On Cash and College

What is the purpose of a college education in 2016? I recently came across an interesting piece in USA Today by James K.A. Smith, a Christian philosopher who has grabbed my attention in the past year. His article engages proposals that Bernie Sanders and Hilary Clinton have made regarding the availability of a college education to American citizens. When discussing the veritable behemoth issue of costs, Smith addresses the underlying question so little asked today: why college at all?

college-degree-and-graduation-hat-300x300I’ve reflected previously on the observable tension between promoters of the liberal arts and the devotees of the manual trades. A father of four, I’m a laborer in the construction trades pursuing an undergraduate degree in theology with a psychology minor, so the question has haunted me for some time. Though I’m cash flowing my final year, I’ve still amassed a sizable student loan that begs for justification.

The return on investment for a business degree is more easily seen than a course of study in say, theology. Ahem. I note that this return isn’t guaranteed- a guaranteed financial return for a college degree in any field is surely an illusion today. But it’s not hard to say that most undergraduate theology majors aren’t moving into a lucrative job market.

In my experience, the course of study was worth it, finances notwithstanding. Studying theology in particular and the liberal arts more generally has profoundly shaped the way I view my work. I wasn’t studying theology to get one more qualification on my resume, or to open one more door for a promotion- I wanted knowledge. I needed to make sense of my chaotic (and, as I would learn to call it- idolatrous) inner life. I needed to develop a worldview that brought a sense of unity and coherence. I wanted to change who I was. I wanted to gain access to the history of ideas so that I wouldn’t be a slave to the thinking of the present.

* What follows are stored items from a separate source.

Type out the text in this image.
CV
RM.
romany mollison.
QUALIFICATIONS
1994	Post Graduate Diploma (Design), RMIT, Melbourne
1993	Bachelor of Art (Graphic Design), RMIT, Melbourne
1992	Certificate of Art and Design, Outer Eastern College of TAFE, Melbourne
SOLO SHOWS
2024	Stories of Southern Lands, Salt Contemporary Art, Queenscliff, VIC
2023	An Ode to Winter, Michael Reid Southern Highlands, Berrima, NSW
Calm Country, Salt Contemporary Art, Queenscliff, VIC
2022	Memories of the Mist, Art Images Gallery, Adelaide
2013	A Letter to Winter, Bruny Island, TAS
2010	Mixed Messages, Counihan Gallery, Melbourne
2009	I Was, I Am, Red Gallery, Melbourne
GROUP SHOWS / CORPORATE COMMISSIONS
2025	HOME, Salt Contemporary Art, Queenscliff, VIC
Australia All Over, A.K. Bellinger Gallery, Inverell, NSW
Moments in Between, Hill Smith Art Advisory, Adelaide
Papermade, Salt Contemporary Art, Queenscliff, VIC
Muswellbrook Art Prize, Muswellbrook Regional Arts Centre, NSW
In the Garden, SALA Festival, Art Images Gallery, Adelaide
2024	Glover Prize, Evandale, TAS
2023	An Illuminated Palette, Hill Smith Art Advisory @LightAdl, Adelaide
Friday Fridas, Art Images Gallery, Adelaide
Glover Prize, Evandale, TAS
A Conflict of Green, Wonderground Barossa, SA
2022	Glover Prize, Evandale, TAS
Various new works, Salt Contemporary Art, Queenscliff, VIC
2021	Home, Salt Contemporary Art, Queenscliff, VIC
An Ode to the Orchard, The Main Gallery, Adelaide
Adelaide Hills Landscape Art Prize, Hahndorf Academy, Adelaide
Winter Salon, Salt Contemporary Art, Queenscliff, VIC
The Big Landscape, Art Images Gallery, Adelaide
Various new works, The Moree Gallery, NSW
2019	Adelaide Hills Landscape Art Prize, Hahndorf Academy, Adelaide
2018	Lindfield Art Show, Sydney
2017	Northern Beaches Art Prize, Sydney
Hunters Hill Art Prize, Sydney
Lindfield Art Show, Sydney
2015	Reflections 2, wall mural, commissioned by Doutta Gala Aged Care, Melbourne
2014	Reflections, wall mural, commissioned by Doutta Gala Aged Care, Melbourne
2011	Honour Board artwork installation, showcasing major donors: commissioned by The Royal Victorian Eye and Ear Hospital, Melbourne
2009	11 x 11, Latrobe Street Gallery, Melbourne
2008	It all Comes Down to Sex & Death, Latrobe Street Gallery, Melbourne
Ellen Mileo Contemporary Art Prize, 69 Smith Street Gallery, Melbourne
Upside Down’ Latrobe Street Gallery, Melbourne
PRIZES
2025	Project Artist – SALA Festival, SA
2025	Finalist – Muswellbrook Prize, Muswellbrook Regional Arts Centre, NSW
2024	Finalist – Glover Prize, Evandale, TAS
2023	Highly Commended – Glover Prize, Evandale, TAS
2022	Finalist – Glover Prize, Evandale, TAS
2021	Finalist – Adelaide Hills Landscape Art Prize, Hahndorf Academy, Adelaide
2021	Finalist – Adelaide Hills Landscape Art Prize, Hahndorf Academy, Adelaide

Obviously, I have a lot of things I would have done differently. I wouldn’t have borrowed money when I could have cash flowed the expenses over a longer course of study. C’est la vie. My wife and I have lots of thinking to do about our children’s education. But that should probably come in another post.

So, why college? I’m intrigued by the question and our political discussions on funding and availability assume an answer. What’s yours?

One thought on “On Cash and College

  1. I have also been thinking about this topic a lot. My oldest child recently started an “early college” program. Basically, he attends the local community college tuition free and is earning his associates degree simultaneously with his high school diploma. I am thankful for this opportunity in so many ways. He wanted a change from the homeschool program that we had been doing. He has so far surpassed me in so many subjects that he had been basically self teaching for a few years and was ready for more structure and input than I could provide. He enjoys his classes. The downside? We don’t tend to value as highly the things that are simply handed to us. He doesn’t always work hard. These three years in college only cost our family the cost of books above and beyond the $150 stipend per term he is given (and any credit hours over 12). He considers it his “right” and not his “privilege” to receive this education. Needless to say we have had some interesting, if tense, discussions.

    College should be affordable, but if should cost us something. We value the things we have to work and sacrifice for. My $.02 anyway.